Abstract: FR-PO799
Association Between Fecal MicroRNAs and B-Glucuronidase Activity in Kidney Transplant Recipients
Session Information
- Transplantation: Clinical - Biomarkers
November 04, 2022 | Location: Exhibit Hall, Orange County Convention Center‚ West Building
Abstract Time: 10:00 AM - 12:00 PM
Category: Transplantation
- 2002 Transplantation: Clinical
Authors
- Onyeaghala, Guillaume Chinedu, Hennepin Healthcare Research Institute, Minneapolis, Minnesota, United States
- Elmer, Sarah, Hennepin Healthcare Research Institute, Minneapolis, Minnesota, United States
- Khan, Mohammad Haneef, University of Minnesota Twin Cities, Minneapolis, Minnesota, United States
- Yang, Pa Chia, Hennepin Healthcare Research Institute, Minneapolis, Minnesota, United States
- Wagner, Matilda, University of Minnesota Twin Cities, Minneapolis, Minnesota, United States
- Teigen, Levi, University of Minnesota Twin Cities, Minneapolis, Minnesota, United States
- Wu, Baolin, University of Minnesota Twin Cities, Minneapolis, Minnesota, United States
- Guan, Weihua, University of Minnesota Twin Cities, Minneapolis, Minnesota, United States
- Staley, Christopher, University of Minnesota Twin Cities, Minneapolis, Minnesota, United States
- Matas, Arthur J., University of Minnesota Twin Cities, Minneapolis, Minnesota, United States
- Riad, Samy M., University of Minnesota Twin Cities, Minneapolis, Minnesota, United States
- Dorr, Casey R., Hennepin Healthcare Research Institute, Minneapolis, Minnesota, United States
- Remmel, Rory P., University of Minnesota Twin Cities, Minneapolis, Minnesota, United States
- Oetting, William S., University of Minnesota Twin Cities, Minneapolis, Minnesota, United States
- Jacobson, Pamala A., University of Minnesota Twin Cities, Minneapolis, Minnesota, United States
- Israni, Ajay K., Hennepin Healthcare Research Institute, Minneapolis, Minnesota, United States
Background
The inactivated metabolite of Mycophenolate mofetil is de-glucuronidated by gut bacterial beta-glucuronidase and the active metabolite MPA is reabsorbed back into the blood.

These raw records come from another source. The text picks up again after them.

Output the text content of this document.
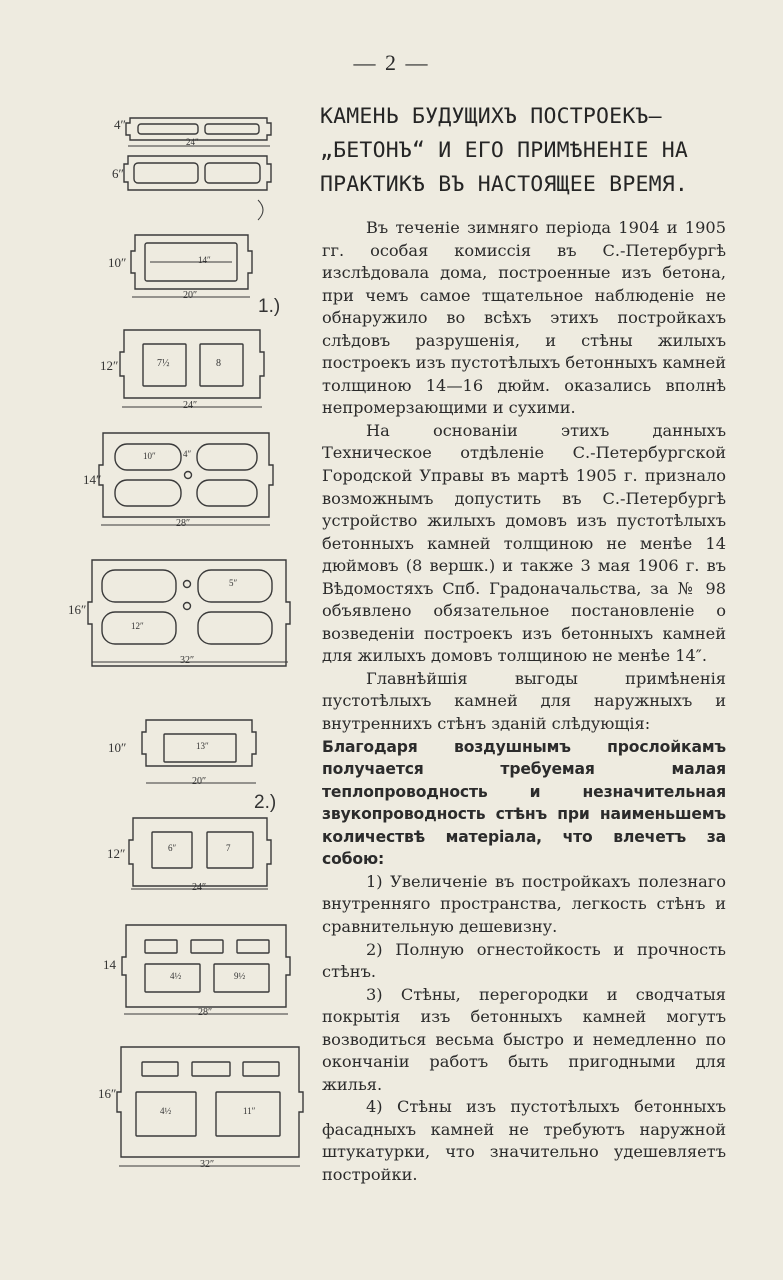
— 2 —
КАМЕНЬ БУДУЩИХЪ ПОСТРОЕКЪ—
„БЕТОНЪ“ И ЕГО ПРИМѢНЕНІЕ НА
ПРАКТИКѢ ВЪ НАСТОЯЩЕЕ ВРЕМЯ.

Въ теченіе зимняго періода 1904 и 1905 гг. особая комиссія въ С.-Петербургѣ изслѣдовала дома, построенные изъ бетона, при чемъ самое тщательное наблюденіе не обнаружило во всѣхъ этихъ постройкахъ слѣдовъ разрушенія, и стѣны жилыхъ построекъ изъ пустотѣлыхъ бетонныхъ камней толщиною 14—16 дюйм. оказались вполнѣ непромерзающими и сухими.

На основаніи этихъ данныхъ Техническое отдѣленіе С.-Петербургской Городской Управы въ мартѣ 1905 г. признало возможнымъ допустить въ С.-Петербургѣ устройство жилыхъ домовъ изъ пустотѣлыхъ бетонныхъ камней толщиною не менѣе 14 дюймовъ (8 вершк.) и также 3 мая 1906 г. въ Вѣдомостяхъ Спб. Градоначальства, за № 98 объявлено обязательное постановленіе о возведеніи построекъ изъ бетонныхъ камней для жилыхъ домовъ толщиною не менѣе 14″.

Главнѣйшія выгоды примѣненія пустотѣлыхъ камней для наружныхъ и внутреннихъ стѣнъ зданій слѣдующія:

Благодаря воздушнымъ прослойкамъ получается требуемая малая теплопроводность и незначительная звукопроводность стѣнъ при наименьшемъ количествѣ матеріала, что влечетъ за собою:

1) Увеличеніе въ постройкахъ полезнаго внутренняго пространства, легкость стѣнъ и сравнительную дешевизну.

2) Полную огнестойкость и прочность стѣнъ.

3) Стѣны, перегородки и сводчатыя покрытія изъ бетонныхъ камней могутъ возводиться весьма быстро и немедленно по окончаніи работъ быть пригодными для жилья.

4) Стѣны изъ пустотѣлыхъ бетонныхъ фасадныхъ камней не требуютъ наружной штукатурки, что значительно удешевляетъ постройки.

4″
6″
10″
12″
14″
16″
10″
12″
14
16″
1.)
2.)
24″
20″
24″
28″
32″
20″
24″
28″
32″
14″
7½	8
10″	4″
5″
12″
13″
6″	7
4½	9½
4½	11″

This enterohepatic recirculation likely enhances immunosuppression and toxicity in kidney transplant recipients. Further, host microRNA (miRNA) can influence the microbiome, leading to changes in b-glucuronidase levels. We hypothesized that host miRNA levels would be associated with b-glucuronidase levels in kidney transplant recipients.
Methods
In this analysis, 30 stool samples were collected from participants of the Microbiome and Immunosuppression in Kidney Transplantation (MISSION) study within 60 days post-transplant. Fecal miRNA was profiled using the nCounter human v3 miRNA codeset. b-glucuronidase activity levels were measured using the ab234625 Assay Kit. After QC and data normalization, we examined the association of 798 miRNA probes with b-glucuronidase activity. In a secondary analysis, we conducted focused analyses of 17 microbiome associated fecal miRNAs and their association with b-glucuronidase activity.
Results
At the Bonferroni corrected 0.05 significance level, we found 20 fecal miRNAs associated with b-glucuronidase activity, with miR-2116-5p, miR-4888 and miR-600 being the most abundant. In our focused analyses, we found that miR-1253, miR-1224-5p, miR-194-5p and miR-200a-3p were associated with b-glucuronidase activity (p-value < 0.05). Interestingly, miR-1224-5p was shown to align with E. coli DNA, while miR-1253 was shown to align with F. nucleatum DNA (Figure 1), which are known producers of b-glucuronidase enzymes.
Conclusion
Our preliminary findings show that fecal miRNAs are associated with b-glucuronidase. Further mechanistic studies are needed to validate these findings. Fecal miRNAs may enter bacteria, such as E. coli and F. nucleatum and potentially regulate bacterial growth or gene transcripts such as b-glucuronidase.